Ecuador’s real estate and construction market is mired in a deep recession
By Liam Higgins
Editor’s note: This is the first of a two-part series. Part two, on Monday, focuses on emerging investment opportunities.
It has been a brutal two years for Ecuador’s real estate industry. Ecuador’s national real estate association reports that total sales dropped 60% between April of 2015 and April 2016. This follows a 20% drop from 2014 to 2015.
“We’re really hurting,” says Jaime Rumbea, spokesman for the Association of Ecuador Real Estate. “It’s a huge drop, and the slow-down is affecting dozens of other industries,” he said.

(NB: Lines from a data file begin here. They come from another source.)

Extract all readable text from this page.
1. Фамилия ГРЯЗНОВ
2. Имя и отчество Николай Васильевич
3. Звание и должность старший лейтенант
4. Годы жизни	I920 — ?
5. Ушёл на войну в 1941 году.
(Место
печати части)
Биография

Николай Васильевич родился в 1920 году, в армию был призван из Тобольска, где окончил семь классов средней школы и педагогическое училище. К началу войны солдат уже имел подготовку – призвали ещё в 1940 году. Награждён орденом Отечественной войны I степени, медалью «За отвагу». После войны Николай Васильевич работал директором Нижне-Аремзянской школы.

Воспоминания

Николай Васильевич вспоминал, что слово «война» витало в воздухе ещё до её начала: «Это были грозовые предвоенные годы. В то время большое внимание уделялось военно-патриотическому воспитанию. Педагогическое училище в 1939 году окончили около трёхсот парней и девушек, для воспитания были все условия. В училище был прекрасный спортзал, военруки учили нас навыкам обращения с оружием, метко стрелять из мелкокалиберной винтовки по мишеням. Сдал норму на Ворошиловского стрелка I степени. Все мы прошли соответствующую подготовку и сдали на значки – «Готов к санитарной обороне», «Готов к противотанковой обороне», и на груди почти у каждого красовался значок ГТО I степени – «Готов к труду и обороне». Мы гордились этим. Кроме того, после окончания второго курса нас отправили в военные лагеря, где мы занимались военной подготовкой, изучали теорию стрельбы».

Among those taking a hard hit are developers and building contractors, who report that they are working on less than a third of the projects they were in 2014. Building associations in the country’s major cities say that industry lay-offs amount to more than half the workforce.
In Quito and Cuenca, few projects, either commercial or resident, have broken ground in 2015 and 2016. “Developers are waiting to see what happens, to see if demands increase,” says Quito builder Xavier Maxwell, who built condo and small housing projects in the suburbs east of Quito. “It’s almost impossible to plan right now.”
With sales down as much as 85% in some markets, real estate agencies are reducing staff and, in some cases, closing their doors.
Following the April earthquake, sales on the coast have come to a virtual standstill although reconstruction promises a prolonged boom for building contractors.
The real estate recession follows a boom from 2007 to 2014 that saw annual double-digit appreciation and new construction that set records every year. “It was a golden age for real estate,” says real Guayaquil investment analyst Gustavo Calderon. “In Quito, Cuenca and the coast, you had sellers doubling their money in four or five years on condo and raw law resales. Sometimes they made more than that.”
“The boom was part of a natural business cycle,” says Calderon. “Oil prices were high, the dollar was appreciating, you had a new government investing unprecedented amounts of money in highways, airport, schools, and hospitals. There were big construction projects going on everywhere. Very quickly, Ecuador became a better place to live with all the new infrastructure, lower crime rates, rising tourism. Tens of thousands of Ecuadorians living overseas came home, people in politically unstable countries like as Venezuela and Colombia wanted a place to invest,” he says.
So what happened?
“Again, it’s the cycle, except now it’s the down side of it,” says Calderon. “The oil money began to disappear. The strong dollar began to hurt businesses that depended on exports. The government increased regulation on businesses and threatened to raise taxes on inheritances and capital gains. The number of returning Ecuadorians began to decline and the investors from Venezuela no longer had any money. There are many factors but taken together, they are just part of the other side of the cycle.”
Calderon adds: “You hear a lot of people blaming government policies, but that’s only a part of the problem.”
Calderon argues that what happened in Ecuador is not a U.S.-style housing bubble. Since most properties do not carry large mortgages, there has not been a steep decline in prices. “On average, prices on sales have dropped only about 5% since the peak of the boom,” he says. “There are a few fire sales but, for the most part, sellers seem willing to wait,” he says.
This might change, he says, as a historically high number of properties are on the market. In Cuenca, he says, there are almost twice as many properties on the market as there were in early 2014 but the number of sales have fallen 70%. “If you do the math, you get an idea of how long it takes for a sale,” he says.
When will market start to turn around?
It could start to change in two years, Calderon says, maybe sooner. “There will be a new government with new polices. We are beginning to see rising oil prices and a weakening dollar. It will take time, but it will happen.”